According to the 2021 Annual Business Survey (ABS), which covers reference year 2020, there were an estimated 140,918 Black- or African American-owned businesses in the United States, with $141.1 billion in annual receipts, 1.3 million employees and about $42.2 billion in annual payroll. Many of these businesses lack access to the financial tools, financing and resources available to non-Black businesses.
There's no question that the 2020 murder of George Floyd spurred an intensive reexamination that spanned social change and business practices. Nearly three years later, the beauty industry continues its initiatives to support Black businesses and brands.
Here, we outline a number of projects, which is in no way an exhaustive breakdown of everything being done throughout the industry.
Sharon Chuter, founder of Uoma Beauty, is perhaps the most high-profile leaders in this movement. This year, her Make It Black campaign is back, partnering with brands to launch limited-edition black-packaged products to raise funds and awareness for Black entrepreneurs.
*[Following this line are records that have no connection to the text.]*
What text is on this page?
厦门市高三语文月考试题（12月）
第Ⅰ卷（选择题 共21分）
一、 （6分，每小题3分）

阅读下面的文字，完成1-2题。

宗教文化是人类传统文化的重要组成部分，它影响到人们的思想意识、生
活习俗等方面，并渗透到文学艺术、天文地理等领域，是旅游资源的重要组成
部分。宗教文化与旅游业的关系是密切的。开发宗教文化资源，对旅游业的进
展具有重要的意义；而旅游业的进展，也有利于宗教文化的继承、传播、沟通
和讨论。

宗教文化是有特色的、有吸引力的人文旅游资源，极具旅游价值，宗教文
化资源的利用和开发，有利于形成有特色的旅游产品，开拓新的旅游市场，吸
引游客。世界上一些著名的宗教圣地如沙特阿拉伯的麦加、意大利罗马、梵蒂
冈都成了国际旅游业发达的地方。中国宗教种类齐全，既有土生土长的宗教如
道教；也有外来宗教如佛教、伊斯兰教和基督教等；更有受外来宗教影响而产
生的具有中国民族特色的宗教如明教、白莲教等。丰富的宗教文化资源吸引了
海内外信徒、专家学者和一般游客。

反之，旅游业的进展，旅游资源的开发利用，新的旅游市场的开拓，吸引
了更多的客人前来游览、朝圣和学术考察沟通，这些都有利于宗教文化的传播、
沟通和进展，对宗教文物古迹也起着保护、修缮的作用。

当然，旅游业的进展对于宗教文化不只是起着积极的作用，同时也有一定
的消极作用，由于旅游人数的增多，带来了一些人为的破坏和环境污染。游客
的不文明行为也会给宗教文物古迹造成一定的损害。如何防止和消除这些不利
The 2023 campaign features Neutrogena, which reportedly has donated $100,000 to the PullUp for Change small business impact fund for Black-owned businesses, as well as e.l.f. Beauty, Uoma Beauty and ColourPop.
Meanwhile, The Black Beauty Roster is helping provide education and job access for Black beauty professionals with its BBR Portal. The portal provides a centralized destination for diverse hair and makeup needs in the entertainment industry, whether that be for on-set work, film premieres, press tours, photoshoots and more. The portal also gives users access to production support, an advice line, concierge support, project consulting and more.
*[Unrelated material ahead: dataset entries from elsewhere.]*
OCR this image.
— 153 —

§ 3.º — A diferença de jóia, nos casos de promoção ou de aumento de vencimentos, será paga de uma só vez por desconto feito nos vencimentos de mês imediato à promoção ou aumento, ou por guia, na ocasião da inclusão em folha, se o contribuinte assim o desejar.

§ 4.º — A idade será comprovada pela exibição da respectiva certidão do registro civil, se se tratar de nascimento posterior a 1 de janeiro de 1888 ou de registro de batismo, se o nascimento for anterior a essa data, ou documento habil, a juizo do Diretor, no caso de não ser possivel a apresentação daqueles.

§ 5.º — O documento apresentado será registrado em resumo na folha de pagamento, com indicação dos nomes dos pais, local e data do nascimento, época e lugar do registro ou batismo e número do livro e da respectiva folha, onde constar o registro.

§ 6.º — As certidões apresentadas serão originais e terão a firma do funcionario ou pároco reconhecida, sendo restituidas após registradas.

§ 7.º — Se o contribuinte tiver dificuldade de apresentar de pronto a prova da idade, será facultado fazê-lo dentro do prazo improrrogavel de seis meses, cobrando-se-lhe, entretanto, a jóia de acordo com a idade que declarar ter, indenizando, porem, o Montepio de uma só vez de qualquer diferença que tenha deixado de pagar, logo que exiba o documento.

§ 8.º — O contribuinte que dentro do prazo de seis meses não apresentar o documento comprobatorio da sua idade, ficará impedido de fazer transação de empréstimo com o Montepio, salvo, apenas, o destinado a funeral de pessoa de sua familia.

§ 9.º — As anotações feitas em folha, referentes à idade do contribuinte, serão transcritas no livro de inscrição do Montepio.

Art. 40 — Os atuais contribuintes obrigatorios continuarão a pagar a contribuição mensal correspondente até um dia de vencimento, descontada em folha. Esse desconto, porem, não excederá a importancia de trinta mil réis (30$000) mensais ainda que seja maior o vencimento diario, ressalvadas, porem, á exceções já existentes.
Elsewhere, Briogeo has launched its Curls of Consideration collaboration with We Speak Models, designed to highlight "the miseducation and mistreatment of Black hair textures backstage." The campaign notes, "We think it’s time to challenge the beauty industry to rethink what an equitable set could (+ should) look like."
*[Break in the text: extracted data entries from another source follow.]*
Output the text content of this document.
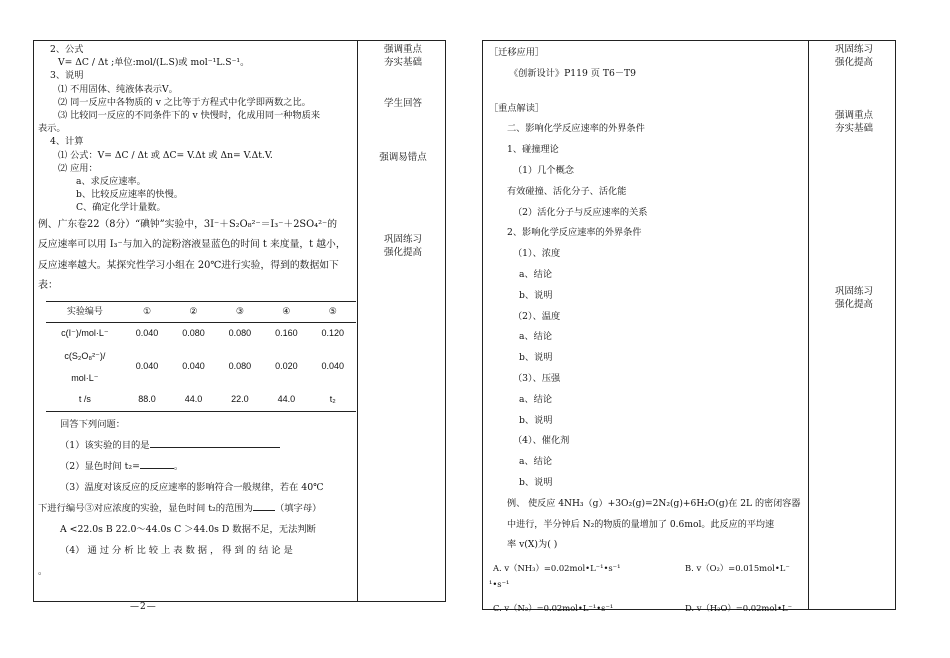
2、公式
V= ΔC / Δt ;单位:mol/(L.S)或 mol⁻¹L.S⁻¹。
3、说明
⑴ 不用固体、纯液体表示V。
⑵ 同一反应中各物质的 v 之比等于方程式中化学即两数之比。
⑶ 比较同一反应的不同条件下的 v 快慢时，化成用同一种物质来
表示。
4、计算
⑴ 公式：V= ΔC / Δt 或 ΔC= V.Δt 或 Δn= V.Δt.V.
⑵ 应用：
a、求反应速率。
b、比较反应速率的快慢。
C、确定化学计量数。
例、广东卷22（8分）“碘钟”实验中，3I⁻＋S₂O₈²⁻＝I₃⁻＋2SO₄²⁻的
反应速率可以用 I₃⁻与加入的淀粉溶液显蓝色的时间 t 来度量，t 越小，
反应速率越大。某探究性学习小组在 20℃进行实验，得到的数据如下
表：
实验编号	①	②	③	④	⑤
c(I⁻)/mol·L⁻	0.040	0.080	0.080	0.160	0.120
c(S₂O₈²⁻)/ mol·L⁻	0.040	0.040	0.080	0.020	0.040
t /s	88.0	44.0	22.0	44.0	t₂
回答下列问题：
（1）该实验的目的是
（2）显色时间 t₂=	。
（3）温度对该反应的反应速率的影响符合一般规律，若在 40℃
下进行编号③对应浓度的实验，显色时间 t₂的范围为 （填字母）
A <22.0s B 22.0～44.0s C ＞44.0s D 数据不足，无法判断
（4） 通 过 分 析 比 较 上 表 数 据 ， 得 到 的 结 论 是
。
强调重点
夯实基础
学生回答
强调易错点
巩固练习
强化提高
—2—
［迁移应用］
《创新设计》P119 页 T6－T9
［重点解读］
二、影响化学反应速率的外界条件
1、碰撞理论
（1）几个概念
有效碰撞、活化分子、活化能
（2）活化分子与反应速率的关系
2、影响化学反应速率的外界条件
（1）、浓度
a、结论
b、说明
（2）、温度
a、结论
b、说明
（3）、压强
a、结论
b、说明
（4）、催化剂
a、结论
b、说明
例、 使反应 4NH₃（g）+3O₂(g)=2N₂(g)+6H₂O(g)在 2L 的密闭容器
中进行，半分钟后 N₂的物质的量增加了 0.6mol。此反应的平均速
率 v(X)为( )
A. v（NH₃）=0.02mol•L⁻¹•s⁻¹	B. v（O₂）=0.015mol•L⁻
¹•s⁻¹
C. v（N₂）=0.02mol•L⁻¹•s⁻¹	D. v（H₂O）=0.02mol•L⁻
巩固练习
强化提高
强调重点
夯实基础
巩固练习
强化提高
Ipsy has partnered with community activist and designer Dime Jones, founder of the non-profit Clean Up South Central, on a new Glam Bag design. The February bag features a chocolate gold heart charm that reportedly pays tribute to Black love, while the marbleized candy-melted pattern hints at the 1970s patterns Jones often draws inspiration from. The words “self-love is the best love” are stamped in gold on the vegan leather bag.
Elsewhere, NielseinIQ has launched the NIQ Trailblazer program, which "was built around the idea of creating equity in access to big data sets for minority-owned brands."
The three-month program for minority-owned businesses in the CPG industry will help emerging brand leaders grow connections and integrate data into their business planning.
Finalists can build awareness of their brands through connections to retailers, inclusion in NielsenIQ marketing and PR materials, presence at the NielsenIQ Consumer 360 event, and more.
Finally, Ivy Beauty, on behalf of i-Envy, Kiss New York Professional, Red by Kiss and Ruby Kisses, is donating $30,000 to the NAACP (National Association for the Advancement of Colored People) in honor of Black History Month.
Ivy Beauty announced, “We’re grateful for the opportunity to support such a significant and impactful organization such as the NAACP in honor of Black History Month this February. As a company that is always looking for ways to support underserved communities, we greatly align with and support the NAACP’s mission and important work that they are doing and are appreciative for the opportunity to support them. We hope that with our donation, we help fight back against unfair discrimination, assist in change in our society, and provide resource for a better future for the Black community."